FX 5900 Ultra FX 5800 Ultra 9800 Pro 9700 Pro
GPU Die Size
0.13
0.13
0.15
0.15
Core Speed
450 MHz
500 MHz
380 MHz
325 MHz
Memory Frequency
425 MHz DDR-I
(850 MHz)
500 MHz DDR-II
(1000 MHz)
340 MHz DDR-I
(680 MHz)
310MHz DDR-I
(620 MHz)
Memory Bus
256-bit
128-bit
256-bit
256-bit
Memory Bandwidth
27.2 GB/s
16 GB/s
21.8 GB/s
19.8 GB/s
Pixel Fill Rate
3.6 GP/s
4 GP/s
3.04 GP/s
2.5 GP/s
Render Pipelines
8
4
8
8
Textures Per Pipeline
2
2
1
1
Vertex Shader
2.0+
2.0+
2.0+
2
Vertex Shaders
Floating Point Array
Floating Point Array
4
4
Pixel Shader
2.0+
2.0+
2.0 (F-buffer)
2.0
Pixel Instructions
1024
1024
Unlimited
64
Anti-Aliasing
Off - 8X
Off - 8X
Off - 6X
Off - 6X
AA Type
Multisampling
Multisampling
Multisampling
Multisampling
Bandwidth Saving Techniques
LMA III
LMA III
HyperZ III+
HyperZ III
Enhancements
Intellisample HCT
Intellisample
SmoothVision 2.1
SmoothVision 2.0
AGP Rates
1X - 8X
1X - 8X
1X - 8X
1X - 8X
RAMDAC
2 x 400MHz DACs
2 x 400MHz DACs
2 x 400MHz DACs
2 x 400MHz DACs
Connections
TV-Out, VGA, DVI
TV-Out, VGA, DVI
TV-Out, VGA, DVI
TV-Out, VGA, DVI

 

The GeForceFX 5900 Ultra now features an extra 5 million transistors weighing in at a whopping 130 million of them!

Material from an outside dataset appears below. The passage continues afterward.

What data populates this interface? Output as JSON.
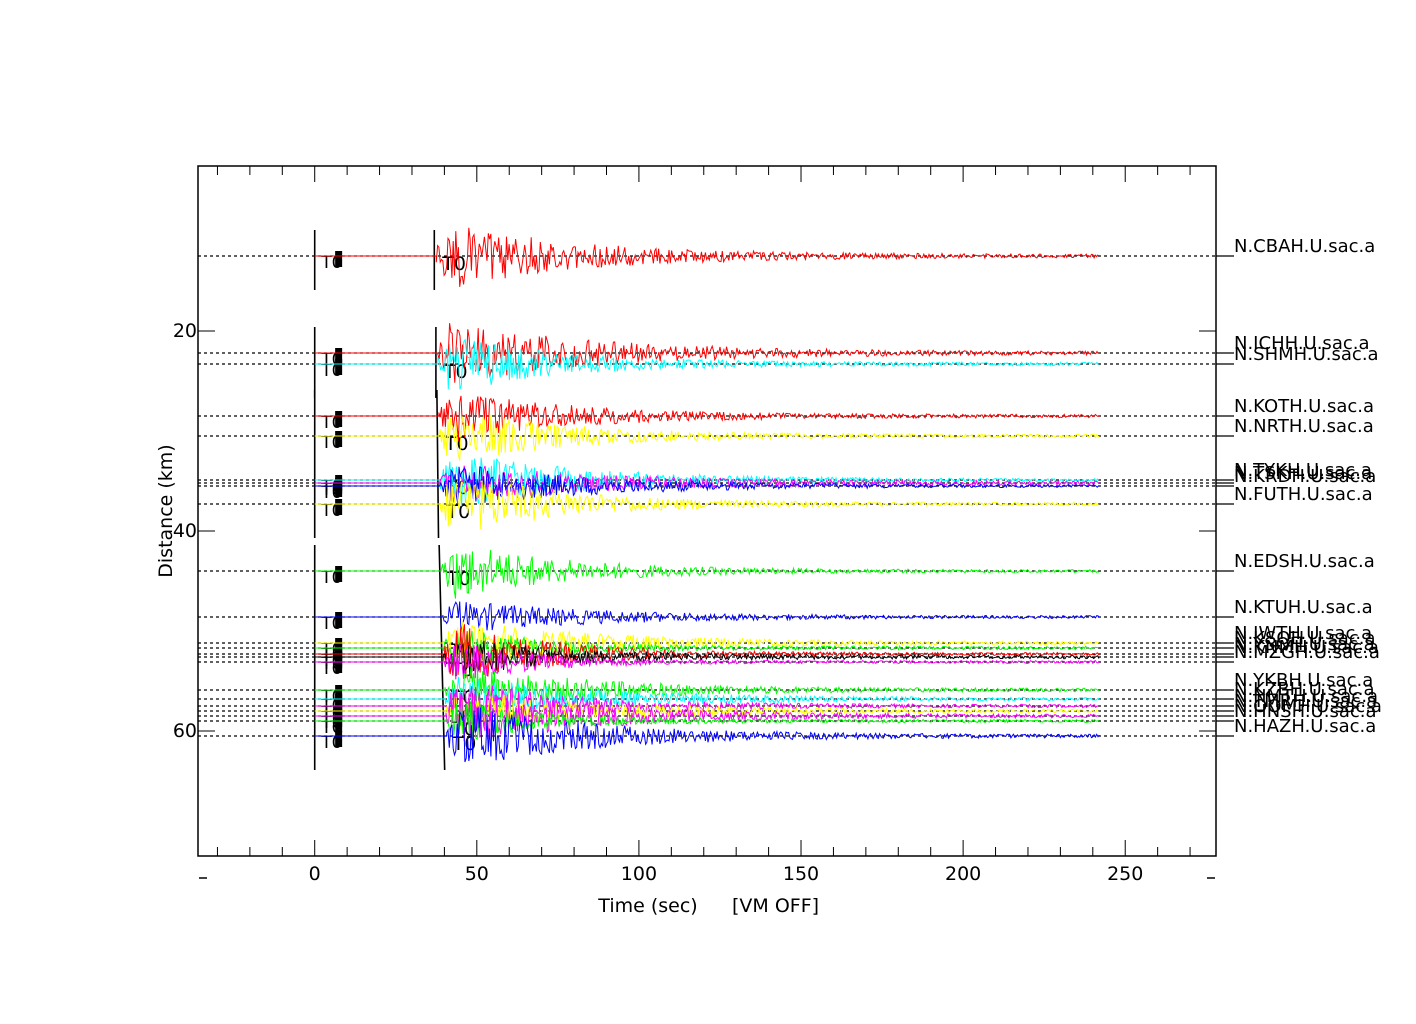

It has also increased the FX5800's memory bandwidth from 16 to just over 27GB/sec. On the downside we see memory frequency dropped from 500MHz to 425MHz (effectively 1GHz to 850MHz) and the core clock reduced from 500MHz to 450MHz. The 400MHz RAMDACs, 128bit colour precision, 0.13micron process and full support for DirectX9.0 make it through intact.